Le premier site d'actualit? sur le Tibet

www.tibet.fr

01/09/22 | 8 h 28 min par Agence France Presse

Rapport Michelle Bachelet / Xinjiang : l’ONU évoque des « crimes contre l’humanité » dans le Xinjiang

Chine : l’ONU évoque des « crimes contre l’humanité » dans le Xinjiang

Agence France-Presse

 | Mis à jour 

Le rapport très attendu de l’ONU sur la région chinoise du Xinjiang, publié in extremis mercredi, évoque de possibles « crimes contre l’humanité » et fait état de « preuves crédibles » de tortures et de violences sexuelles à l’égard de la minorité ouïgoure et appelle la communauté internationale à agir.

L’ampleur de la détention arbitraire et discriminatoire de membres des Ouïgours et d’autres groupes à prédominance musulmane […] peut constituer des crimes internationaux, en particulier des crimes contre l’humanité, indique le rapport dans ses conclusions.

L’ancienne présidente chilienne Michelle Bachelet, dont c’était le dernier jour à la tête du Haut-Commissariat après un mandat de quatre ans, tient ainsi in extremis sa promesse en laissant publier le document peu avant minuit à Genève.

S’il ne semble pas comporter de révélations par rapport à ce qui était déjà connu de la situation dans le Xinjiang, ce document ajoute le sceau de l’ONU aux accusations portées de longue date contre les autorités chinoises.

Sa publication avait fait l’objet de pressions intenses de la part des partisans pour qu’elle soit mise en œuvre – notamment des États-Unis et des grandes ONG de défense des droits humains – et, à l’inverse, pour l’empêcher de voir la lumière du jour de la part de Pékin, qui considère le rapport comme une farce orchestrée par les Occidentaux, Washington en tête.

Dans ce document, l’ONU a appelé la communauté internationale à agir d’urgence face aux accusations de torture et de violences sexuelles dans la région chinoise du Xinjiang que l’organisation juge crédibles.

« Les allégations faisant état de pratiques récurrentes de la torture ou des mauvais traitements, notamment de traitements médicaux forcés et de mauvaises conditions de détention, sont crédibles, tout comme le sont les allégations individuelles de violences sexuelles et fondées sur le genre. »

— Une citation de  Extrait du rapport du Haut-Commissariat

Mieux vaut tard que jamais. Ce sera un moment décisif, avait déclaré à l’AFP Sophie Richardson, directrice de l’ONG Human Rights Watch pour la Chine, avant la sortie du document. Elle estimait que cela allait montrer qu’aucun État n’est au-dessus des lois.

En revanche, la Chine n’a cessé de répéter tout le mal qu’elle pensait du document. Au siège de l’ONU, à New York, l’ambassadeur chinois Zhang Jun a réaffirmé mercredi être fermement opposé au rapport.

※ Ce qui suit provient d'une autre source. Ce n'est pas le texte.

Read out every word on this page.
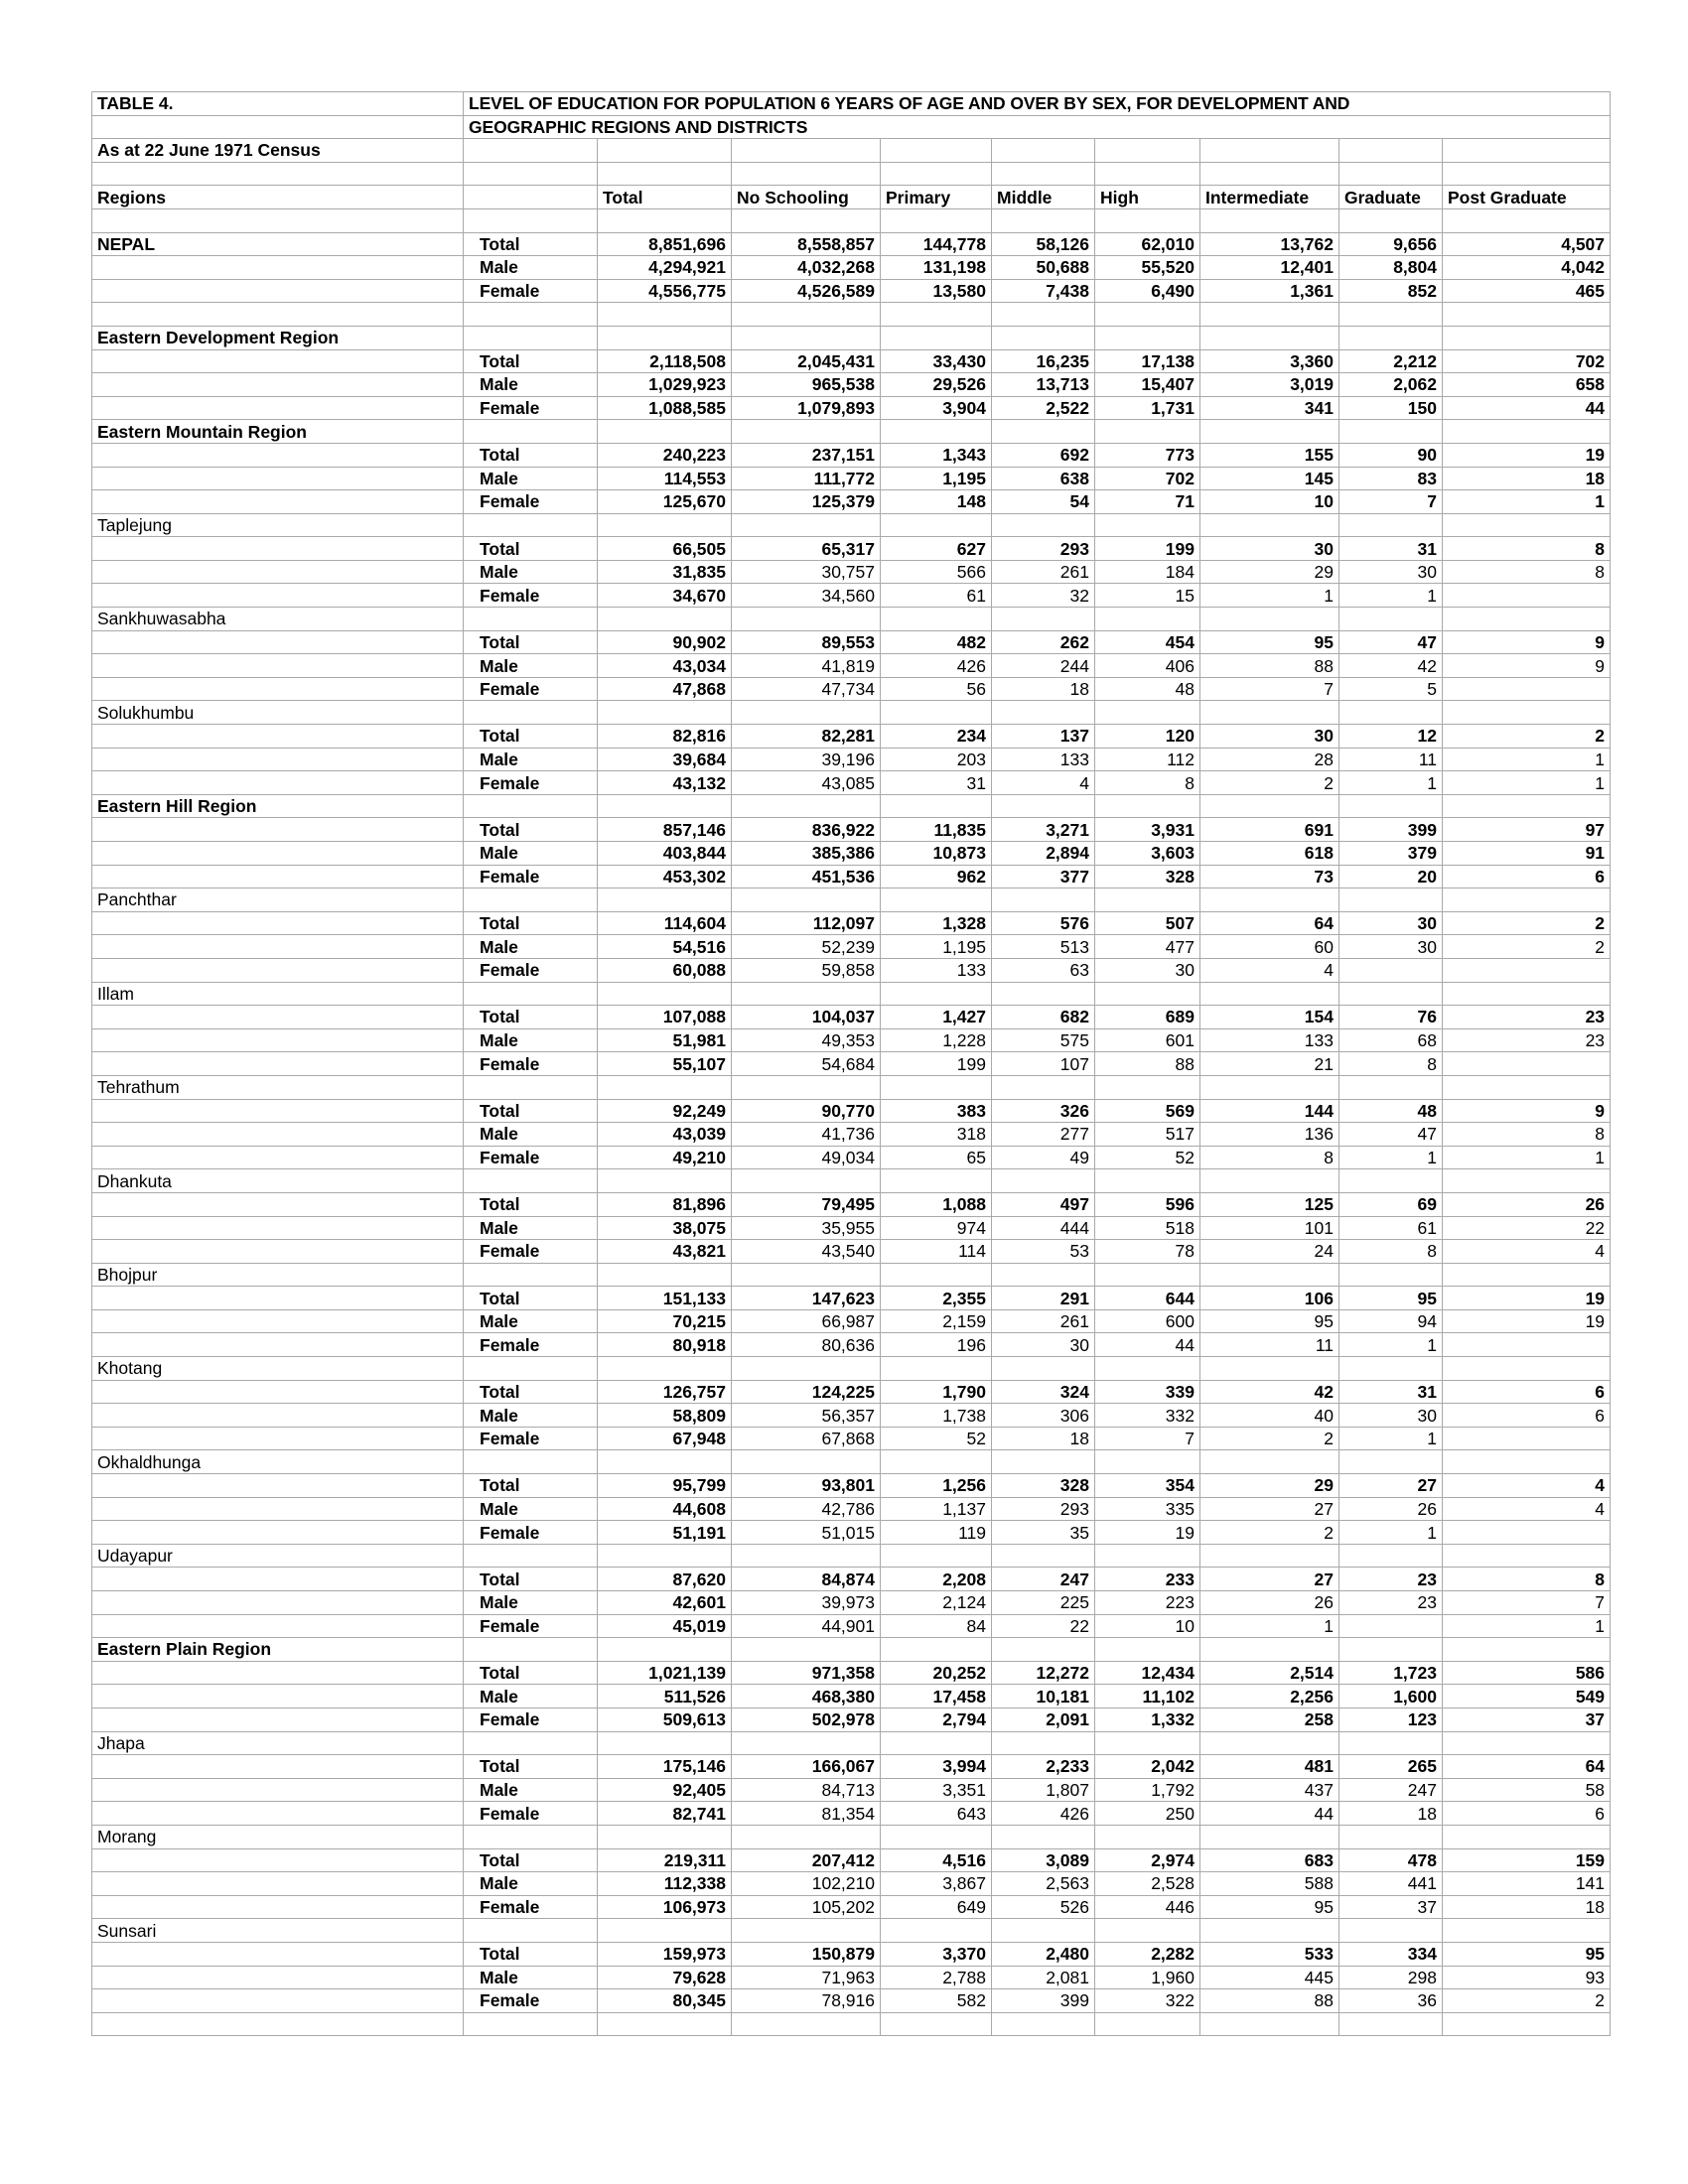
TABLE 4.	LEVEL OF EDUCATION FOR POPULATION 6 YEARS OF AGE AND OVER BY SEX, FOR DEVELOPMENT AND								
	GEOGRAPHIC REGIONS AND DISTRICTS								
As at 22 June 1971 Census									

Regions		Total	No Schooling	Primary	Middle	High	Intermediate	Graduate	Post Graduate

NEPAL	Total	8,851,696	8,558,857	144,778	58,126	62,010	13,762	9,656	4,507
	Male	4,294,921	4,032,268	131,198	50,688	55,520	12,401	8,804	4,042
	Female	4,556,775	4,526,589	13,580	7,438	6,490	1,361	852	465

Eastern Development Region									
	Total	2,118,508	2,045,431	33,430	16,235	17,138	3,360	2,212	702
	Male	1,029,923	965,538	29,526	13,713	15,407	3,019	2,062	658
	Female	1,088,585	1,079,893	3,904	2,522	1,731	341	150	44
Eastern Mountain Region									
	Total	240,223	237,151	1,343	692	773	155	90	19
	Male	114,553	111,772	1,195	638	702	145	83	18
	Female	125,670	125,379	148	54	71	10	7	1
Taplejung									
	Total	66,505	65,317	627	293	199	30	31	8
	Male	31,835	30,757	566	261	184	29	30	8
	Female	34,670	34,560	61	32	15	1	1	
Sankhuwasabha									
	Total	90,902	89,553	482	262	454	95	47	9
	Male	43,034	41,819	426	244	406	88	42	9
	Female	47,868	47,734	56	18	48	7	5	
Solukhumbu									
	Total	82,816	82,281	234	137	120	30	12	2
	Male	39,684	39,196	203	133	112	28	11	1
	Female	43,132	43,085	31	4	8	2	1	1
Eastern Hill Region									
	Total	857,146	836,922	11,835	3,271	3,931	691	399	97
	Male	403,844	385,386	10,873	2,894	3,603	618	379	91
	Female	453,302	451,536	962	377	328	73	20	6
Panchthar									
	Total	114,604	112,097	1,328	576	507	64	30	2
	Male	54,516	52,239	1,195	513	477	60	30	2
	Female	60,088	59,858	133	63	30	4		
Illam									
	Total	107,088	104,037	1,427	682	689	154	76	23
	Male	51,981	49,353	1,228	575	601	133	68	23
	Female	55,107	54,684	199	107	88	21	8	
Tehrathum									
	Total	92,249	90,770	383	326	569	144	48	9
	Male	43,039	41,736	318	277	517	136	47	8
	Female	49,210	49,034	65	49	52	8	1	1
Dhankuta									
	Total	81,896	79,495	1,088	497	596	125	69	26
	Male	38,075	35,955	974	444	518	101	61	22
	Female	43,821	43,540	114	53	78	24	8	4
Bhojpur									
	Total	151,133	147,623	2,355	291	644	106	95	19
	Male	70,215	66,987	2,159	261	600	95	94	19
	Female	80,918	80,636	196	30	44	11	1	
Khotang									
	Total	126,757	124,225	1,790	324	339	42	31	6
	Male	58,809	56,357	1,738	306	332	40	30	6
	Female	67,948	67,868	52	18	7	2	1	
Okhaldhunga									
	Total	95,799	93,801	1,256	328	354	29	27	4
	Male	44,608	42,786	1,137	293	335	27	26	4
	Female	51,191	51,015	119	35	19	2	1	
Udayapur									
	Total	87,620	84,874	2,208	247	233	27	23	8
	Male	42,601	39,973	2,124	225	223	26	23	7
	Female	45,019	44,901	84	22	10	1		1
Eastern Plain Region									
	Total	1,021,139	971,358	20,252	12,272	12,434	2,514	1,723	586
	Male	511,526	468,380	17,458	10,181	11,102	2,256	1,600	549
	Female	509,613	502,978	2,794	2,091	1,332	258	123	37
Jhapa									
	Total	175,146	166,067	3,994	2,233	2,042	481	265	64
	Male	92,405	84,713	3,351	1,807	1,792	437	247	58
	Female	82,741	81,354	643	426	250	44	18	6
Morang									
	Total	219,311	207,412	4,516	3,089	2,974	683	478	159
	Male	112,338	102,210	3,867	2,563	2,528	588	441	141
	Female	106,973	105,202	649	526	446	95	37	18
Sunsari									
	Total	159,973	150,879	3,370	2,480	2,282	533	334	95
	Male	79,628	71,963	2,788	2,081	1,960	445	298	93
	Female	80,345	78,916	582	399	322	88	36	2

Le prétendu problème du Xinjiang est un mensonge totalement fabriqué et politiquement motivé qui freine le développement de la Chine, a-t-il dit, accusant Mme Bachelet de se mêler des affaires intérieures chinoises.

Dialoguer sans fermer les yeux

Pour sa part, Mme Bachelet – accusée d’être trop indulgente envers Pékin – a répondu que dialoguer avec les autorités chinoises comme elle l’a notamment fait lors d’un voyage controversé en Chine en mai, ne signifie pas fermer les yeux.

Une rapide recherche dans le texte de l’ONU ne fait pas apparaître le mot de génocide.

Le Xinjiang et d’autres provinces de Chine ont été frappés pendant plusieurs décennies, et notamment de 2009 à 2014, par des attentats attribués à des islamistes ou à des séparatistes ouïgours.

Depuis plusieurs années, la région fait ainsi l’objet d’une intense surveillance : caméras omniprésentes, portiques de sécurité dans les bâtiments, forces armées très visibles dans les rues, restrictions à la délivrance des passeports…

Des études occidentales, fondées sur des interprétations de documents officiels, des témoignages de victimes présumées et des extrapolations statistiques, accusent Pékin d’avoir interné dans des camps au moins un million de personnes, majoritairement ouïgoures, d’effectuer des stérilisations et avortements forcés, ou encore d’imposer du travail forcé.

La Chine dément ces accusations.

Pékin présente en outre les camps comme des centres de formation professionnelle destinés à éloigner les habitants de l’extrémisme religieux, et qui seraient désormais fermés car tous les étudiants auraient achevé leur formation.